Ripetiamolo bene: le tecnologie dell’informazione e della comunicazione stanno avanti rispetto alla scuola. Nuove forme di percezione, di conoscenza e di relazione sono ormai parte dell’esperienza quotidiana degli studenti e delle studentesse. La condivisione di musica, di informazioni, di emozioni, di pensieri nello spazio del web è un processo che non è reversibile; sempre più articolate saranno le dimensioni del mondo elettronico che incide potentemente sulla realtà materiale che abitiamo. Lo sanno le giovani generazioni, lo sanno gli studiosi e le studiose del settore. Non lo sanno i docenti, almeno non come bisognerebbe. Già si parla di web 3.0 che coinvolge sia il sistema Cloud che immagazzina nella rete tutti i nostri dati, sia i Big Data sia il sistema dei Google Glass di cui abbiamo già ragionato su questo blog. Il web 3.0, in sostanza, accelera il processo di esternalizzazione dei nostri processi mentali come la memoria e la percezione in spazi digitali: non devo più ricordare ciò che la rete ricorda per me, non devo più spostarmi fisicamente per osservare due posti contemporaneamente.

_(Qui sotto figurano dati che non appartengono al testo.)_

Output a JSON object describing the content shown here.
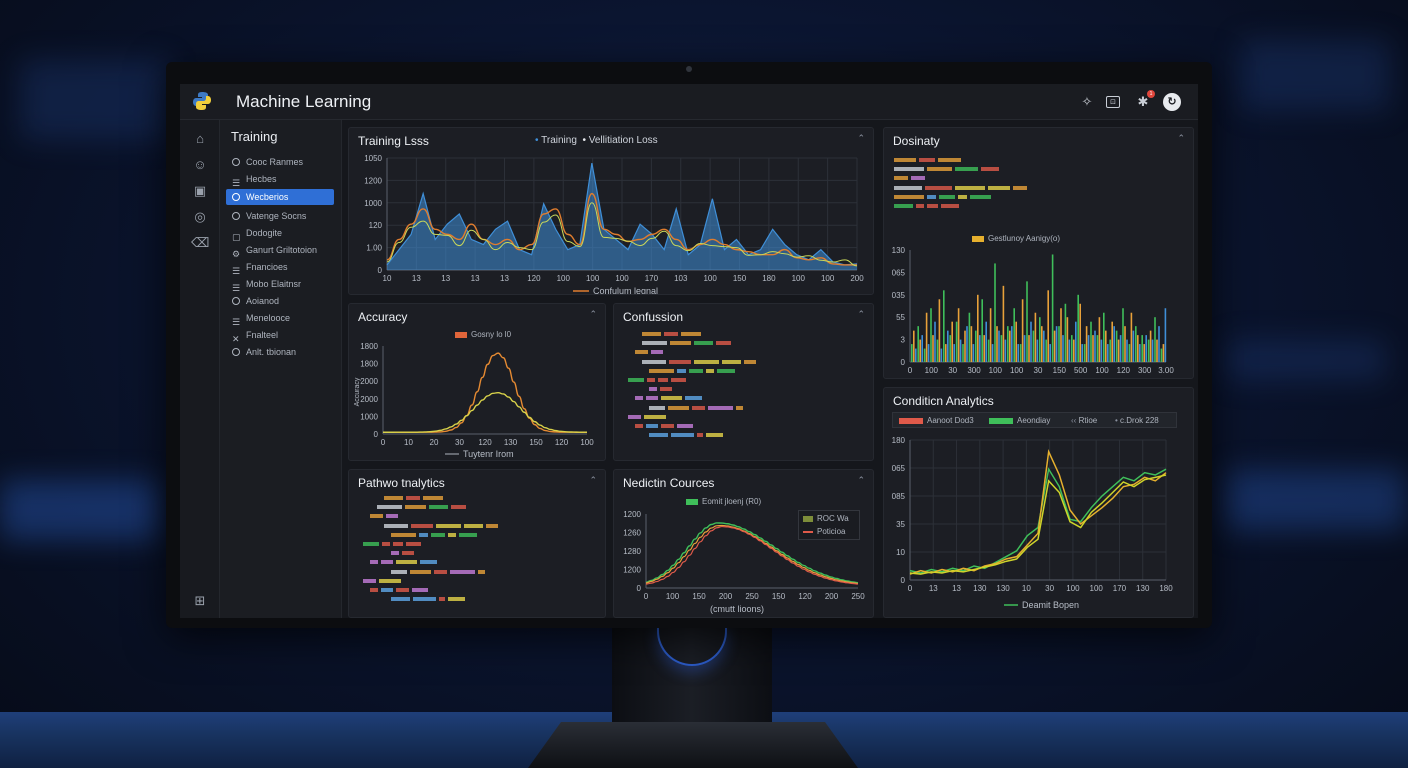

E adesso sappiate che è stato già preannunciato il web 4.0.
Di che si tratta? Ce lo spiega Derrick de Kerckhove, geniale studioso di tecnologie della comunicazione e dell’informazione che, in una interessante intervista rilasciata in agosto al Correre del Mezzogiorno, ha prodotto quest’affermazione “Posso già predire che internet 4.0 sarà connesso direttamente alla mente. Basterà pensare le cose che si cercano per vederle apparire sul monitor”. Questo significa, attenzione, che non solo internet mette in scena i nostri pensieri, la nostra memoria, la nostra capacità percettiva ma leggerà il nostro pensiero traducendolo in azioni. Questo significa per chi insegna lettere che le parole forse saranno desuete, ossia inutili, ossia superflue. Se dalla mente i pensieri passano direttamente sul web senza passare per il linguaggio, vecchio furbo mediatore del nostro mondo interiore, a cosa servirà imparare la lingua? Pensiamoci e senza scherzare: se l’internauta trasmette direttamente al pc i propri pensieri senza parlarli, chi insegna a leggere e a scrivere forse dovrà cercarsi un altro mestiere. Dico che la messa in ordine di parole capaci di esprimere un pensiero non avrà più senso, non sarà più necessaria. E cosa andremo a insegnare noi docenti di materie letterarie? Davvero dovremo fare le valigie e cambiare aria.
Poi però mi viene da dire che possiamo consolarci così: nelle scuole dove si litiga per occupare un laboratorio informatico che funzioni o per avere un’aula Lim adeguata il tempo per internet 4.0 non arriverà tanto presto e per un po’ la nostra professione sarà salva. Ma non per sempre.